After coming back from a fun road trip with my partner showing him the southwest desert one thing stood out from the trip beyond the normal beauty and good times with family. That is the firm commitment of not drinking alcohol that I took up, 3 years ago. There were many times when he had a glass of wine, wine which I like so much, I could easily have said yes, and no one would say anything. I would smell his glass, to enjoy the bouquet, but would and could say, “No, thanks.” I could also see where any alcohol infers that one is not comfortable with life… as it is. And my own personal observation that “wrong speech” is easier to slip into when one is relaxed with alcohol, in my case. The added benefit of a clear mind in the morning, and less sinus! I feel I need to convey that alcohol has never really been a problem with me, except the usual early 20’s party phase of life. Alcoholism has been someone else’s problem, but has been the spice element that leaded to a difficult childhood in my case.

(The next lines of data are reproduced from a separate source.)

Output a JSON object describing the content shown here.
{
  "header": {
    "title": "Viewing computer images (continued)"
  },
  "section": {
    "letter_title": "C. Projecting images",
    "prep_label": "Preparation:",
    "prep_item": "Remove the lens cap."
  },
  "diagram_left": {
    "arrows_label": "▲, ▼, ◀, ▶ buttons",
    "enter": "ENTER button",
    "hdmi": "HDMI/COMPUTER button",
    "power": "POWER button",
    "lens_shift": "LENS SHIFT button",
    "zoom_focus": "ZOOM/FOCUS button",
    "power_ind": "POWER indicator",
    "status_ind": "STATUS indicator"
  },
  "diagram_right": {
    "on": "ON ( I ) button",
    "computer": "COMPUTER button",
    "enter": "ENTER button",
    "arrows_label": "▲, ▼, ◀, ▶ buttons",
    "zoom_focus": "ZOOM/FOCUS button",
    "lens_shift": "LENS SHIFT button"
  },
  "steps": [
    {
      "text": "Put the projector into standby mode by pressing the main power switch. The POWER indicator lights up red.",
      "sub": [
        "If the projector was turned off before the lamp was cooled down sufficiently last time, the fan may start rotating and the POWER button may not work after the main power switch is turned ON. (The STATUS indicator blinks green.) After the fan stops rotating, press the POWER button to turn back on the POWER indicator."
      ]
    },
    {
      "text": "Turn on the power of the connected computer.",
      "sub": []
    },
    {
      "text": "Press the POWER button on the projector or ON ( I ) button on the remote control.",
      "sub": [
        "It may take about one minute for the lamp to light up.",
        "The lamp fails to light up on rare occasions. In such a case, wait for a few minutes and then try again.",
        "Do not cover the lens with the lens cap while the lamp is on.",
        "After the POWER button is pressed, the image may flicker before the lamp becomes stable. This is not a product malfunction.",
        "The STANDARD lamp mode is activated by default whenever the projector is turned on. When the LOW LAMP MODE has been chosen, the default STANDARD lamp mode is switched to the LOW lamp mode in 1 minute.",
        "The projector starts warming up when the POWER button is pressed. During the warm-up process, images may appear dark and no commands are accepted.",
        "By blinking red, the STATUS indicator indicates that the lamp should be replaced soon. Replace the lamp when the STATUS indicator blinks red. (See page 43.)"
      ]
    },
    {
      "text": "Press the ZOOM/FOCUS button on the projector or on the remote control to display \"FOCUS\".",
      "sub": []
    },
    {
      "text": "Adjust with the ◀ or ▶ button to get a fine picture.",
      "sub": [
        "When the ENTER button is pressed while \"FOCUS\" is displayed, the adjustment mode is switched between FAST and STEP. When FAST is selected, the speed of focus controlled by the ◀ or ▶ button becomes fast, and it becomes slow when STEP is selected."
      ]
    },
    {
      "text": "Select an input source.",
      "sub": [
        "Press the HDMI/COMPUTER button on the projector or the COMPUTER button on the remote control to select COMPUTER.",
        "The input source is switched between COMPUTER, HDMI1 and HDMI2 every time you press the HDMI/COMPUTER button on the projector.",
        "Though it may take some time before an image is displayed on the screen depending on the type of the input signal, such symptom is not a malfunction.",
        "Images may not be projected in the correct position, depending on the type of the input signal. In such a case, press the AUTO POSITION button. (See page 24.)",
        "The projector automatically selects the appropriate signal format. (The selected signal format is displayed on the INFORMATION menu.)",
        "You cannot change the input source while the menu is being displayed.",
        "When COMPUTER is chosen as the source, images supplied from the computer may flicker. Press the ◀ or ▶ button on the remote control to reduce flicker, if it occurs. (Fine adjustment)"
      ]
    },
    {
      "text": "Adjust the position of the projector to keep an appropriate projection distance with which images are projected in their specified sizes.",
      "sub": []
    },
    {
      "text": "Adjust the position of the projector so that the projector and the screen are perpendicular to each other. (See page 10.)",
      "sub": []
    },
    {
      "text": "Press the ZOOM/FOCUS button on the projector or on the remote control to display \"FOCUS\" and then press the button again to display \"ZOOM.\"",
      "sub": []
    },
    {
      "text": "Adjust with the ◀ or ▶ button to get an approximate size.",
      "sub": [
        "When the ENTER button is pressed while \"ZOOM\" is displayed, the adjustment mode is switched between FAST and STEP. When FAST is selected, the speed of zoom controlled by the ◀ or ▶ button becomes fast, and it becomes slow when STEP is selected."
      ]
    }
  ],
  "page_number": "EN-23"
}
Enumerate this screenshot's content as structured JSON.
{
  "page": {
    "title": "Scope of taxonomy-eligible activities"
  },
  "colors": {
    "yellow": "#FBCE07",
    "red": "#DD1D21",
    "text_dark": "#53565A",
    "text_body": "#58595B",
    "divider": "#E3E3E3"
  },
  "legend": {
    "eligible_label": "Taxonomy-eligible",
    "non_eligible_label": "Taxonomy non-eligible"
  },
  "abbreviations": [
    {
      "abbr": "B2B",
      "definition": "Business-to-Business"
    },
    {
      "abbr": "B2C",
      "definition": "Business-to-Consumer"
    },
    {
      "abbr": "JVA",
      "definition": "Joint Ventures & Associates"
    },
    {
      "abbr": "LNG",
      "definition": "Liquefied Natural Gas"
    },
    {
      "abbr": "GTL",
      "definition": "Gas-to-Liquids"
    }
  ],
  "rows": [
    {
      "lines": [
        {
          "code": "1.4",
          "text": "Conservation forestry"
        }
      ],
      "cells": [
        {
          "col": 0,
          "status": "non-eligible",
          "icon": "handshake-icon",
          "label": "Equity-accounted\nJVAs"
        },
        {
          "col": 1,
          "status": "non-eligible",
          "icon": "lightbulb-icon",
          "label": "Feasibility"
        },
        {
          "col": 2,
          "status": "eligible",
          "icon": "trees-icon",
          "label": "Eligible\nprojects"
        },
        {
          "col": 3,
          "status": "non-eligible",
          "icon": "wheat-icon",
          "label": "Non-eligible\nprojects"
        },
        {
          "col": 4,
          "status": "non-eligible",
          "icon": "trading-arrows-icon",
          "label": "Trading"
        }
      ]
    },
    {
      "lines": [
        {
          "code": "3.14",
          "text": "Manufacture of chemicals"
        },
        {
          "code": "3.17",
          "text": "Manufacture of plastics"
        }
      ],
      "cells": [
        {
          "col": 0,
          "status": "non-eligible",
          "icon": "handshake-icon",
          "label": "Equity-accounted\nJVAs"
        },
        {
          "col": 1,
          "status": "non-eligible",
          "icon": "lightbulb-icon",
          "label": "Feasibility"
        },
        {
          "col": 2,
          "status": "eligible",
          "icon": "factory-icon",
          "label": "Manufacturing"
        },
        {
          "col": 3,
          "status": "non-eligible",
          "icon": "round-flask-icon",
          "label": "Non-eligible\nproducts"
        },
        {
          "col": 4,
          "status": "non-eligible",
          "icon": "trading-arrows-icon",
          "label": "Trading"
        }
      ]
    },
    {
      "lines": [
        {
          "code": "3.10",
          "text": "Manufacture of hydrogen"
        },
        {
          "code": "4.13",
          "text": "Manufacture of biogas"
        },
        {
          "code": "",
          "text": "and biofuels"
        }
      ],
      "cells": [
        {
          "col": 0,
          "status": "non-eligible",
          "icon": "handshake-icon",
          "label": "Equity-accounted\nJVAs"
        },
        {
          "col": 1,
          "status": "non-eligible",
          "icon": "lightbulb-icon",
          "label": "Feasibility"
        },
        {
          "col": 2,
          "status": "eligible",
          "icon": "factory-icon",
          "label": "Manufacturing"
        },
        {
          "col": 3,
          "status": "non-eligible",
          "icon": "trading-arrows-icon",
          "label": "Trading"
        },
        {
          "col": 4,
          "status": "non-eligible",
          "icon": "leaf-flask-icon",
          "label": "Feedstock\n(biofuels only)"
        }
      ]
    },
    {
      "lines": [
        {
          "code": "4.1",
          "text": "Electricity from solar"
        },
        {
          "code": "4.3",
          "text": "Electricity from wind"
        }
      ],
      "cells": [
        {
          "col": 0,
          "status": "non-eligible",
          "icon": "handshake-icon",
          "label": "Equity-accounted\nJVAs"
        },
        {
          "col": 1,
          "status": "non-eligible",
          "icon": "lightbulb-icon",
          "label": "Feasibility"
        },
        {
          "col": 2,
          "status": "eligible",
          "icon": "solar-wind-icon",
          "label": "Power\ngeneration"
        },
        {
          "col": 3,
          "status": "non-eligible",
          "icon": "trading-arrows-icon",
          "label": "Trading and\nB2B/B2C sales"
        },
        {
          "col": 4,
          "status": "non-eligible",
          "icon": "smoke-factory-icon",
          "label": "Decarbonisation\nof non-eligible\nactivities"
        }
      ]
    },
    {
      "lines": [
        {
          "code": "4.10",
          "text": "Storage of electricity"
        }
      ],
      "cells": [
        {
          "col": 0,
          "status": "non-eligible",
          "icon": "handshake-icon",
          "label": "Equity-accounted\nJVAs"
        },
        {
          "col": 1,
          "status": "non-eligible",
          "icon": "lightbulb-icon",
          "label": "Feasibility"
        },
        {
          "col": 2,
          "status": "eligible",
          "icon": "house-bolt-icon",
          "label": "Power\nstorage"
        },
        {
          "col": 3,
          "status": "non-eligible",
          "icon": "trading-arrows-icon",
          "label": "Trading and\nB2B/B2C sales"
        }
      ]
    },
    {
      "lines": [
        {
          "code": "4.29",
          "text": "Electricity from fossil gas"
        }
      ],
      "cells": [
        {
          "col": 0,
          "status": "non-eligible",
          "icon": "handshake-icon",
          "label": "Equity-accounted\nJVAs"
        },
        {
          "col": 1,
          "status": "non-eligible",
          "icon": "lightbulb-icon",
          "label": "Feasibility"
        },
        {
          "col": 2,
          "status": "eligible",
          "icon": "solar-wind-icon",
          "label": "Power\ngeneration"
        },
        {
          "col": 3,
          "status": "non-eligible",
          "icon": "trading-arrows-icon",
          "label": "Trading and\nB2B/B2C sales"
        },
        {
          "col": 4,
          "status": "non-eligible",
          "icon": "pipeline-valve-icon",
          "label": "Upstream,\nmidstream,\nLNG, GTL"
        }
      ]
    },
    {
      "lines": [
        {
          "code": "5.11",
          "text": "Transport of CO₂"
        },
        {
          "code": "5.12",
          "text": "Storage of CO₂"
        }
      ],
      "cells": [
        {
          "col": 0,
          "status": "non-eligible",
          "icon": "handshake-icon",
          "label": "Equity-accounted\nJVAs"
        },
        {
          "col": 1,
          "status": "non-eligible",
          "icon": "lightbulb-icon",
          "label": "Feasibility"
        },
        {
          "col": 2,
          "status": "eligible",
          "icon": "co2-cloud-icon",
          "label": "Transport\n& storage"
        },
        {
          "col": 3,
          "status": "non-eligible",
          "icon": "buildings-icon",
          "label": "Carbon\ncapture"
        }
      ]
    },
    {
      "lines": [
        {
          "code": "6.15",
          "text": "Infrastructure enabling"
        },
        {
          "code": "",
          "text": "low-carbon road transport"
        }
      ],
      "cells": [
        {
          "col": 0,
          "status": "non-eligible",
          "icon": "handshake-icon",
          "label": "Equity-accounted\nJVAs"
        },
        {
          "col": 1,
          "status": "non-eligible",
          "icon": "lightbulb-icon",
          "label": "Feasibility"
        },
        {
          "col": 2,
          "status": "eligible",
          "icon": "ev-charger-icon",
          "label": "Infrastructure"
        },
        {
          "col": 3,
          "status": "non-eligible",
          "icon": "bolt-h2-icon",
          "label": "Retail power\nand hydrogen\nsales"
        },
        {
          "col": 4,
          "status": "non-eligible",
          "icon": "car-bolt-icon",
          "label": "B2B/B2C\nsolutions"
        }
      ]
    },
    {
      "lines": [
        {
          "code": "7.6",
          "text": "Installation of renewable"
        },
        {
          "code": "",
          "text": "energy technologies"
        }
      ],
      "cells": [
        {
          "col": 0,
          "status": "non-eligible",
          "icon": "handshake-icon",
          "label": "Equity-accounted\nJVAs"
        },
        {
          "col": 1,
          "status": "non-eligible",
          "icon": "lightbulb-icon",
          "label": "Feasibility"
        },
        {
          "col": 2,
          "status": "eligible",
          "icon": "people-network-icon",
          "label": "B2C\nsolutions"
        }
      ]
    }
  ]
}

Certainly, this has been a factor who has stayed my friend, but this would happen anyway as friends fall away naturally as you mature as with any wisdom path. I am firmly grounded in my intention, and it doesn’t feel like a sacrifice, thus saving me money and headaches while providing an easy entrance to meditation with more time freed up to do so. It also becomes obvious with practice and time that the precepts aren't just rules, but more of a way to direct one AWAY from more suffering. A wisdom intention becomes stronger, I have a clearer direction, finally. 



23 December, 2014

Help Buddhist Nuns — Plant Seeds of Metta

A Colorful Start to the Holidays by parking that moving van.

Happy Holidays! I can tell you from the moment I had met one of the Buddhist Nuns, it helped bring my practice down out of my brain to my heart. Female wisdom should be encouraged and now here is your chance to help then settle down and carry their original vision forward. Their Foundation is buying a rural piece of property, which will end up costing almost the same as what their were paying in rent each month. Even more help with the deposit or their monthly living costs will make this seem like it was meant to happen... Seamless dhamma. I know personally, when I saw their new rental property(same as what will end up buying), I felt it was a great match.  I even hear their neighbors warmly welcomed them, and want them to stay. Dhammaseed and their website have many of their dhamma talks by them. Be inspired and let a dana offering warm your holidays.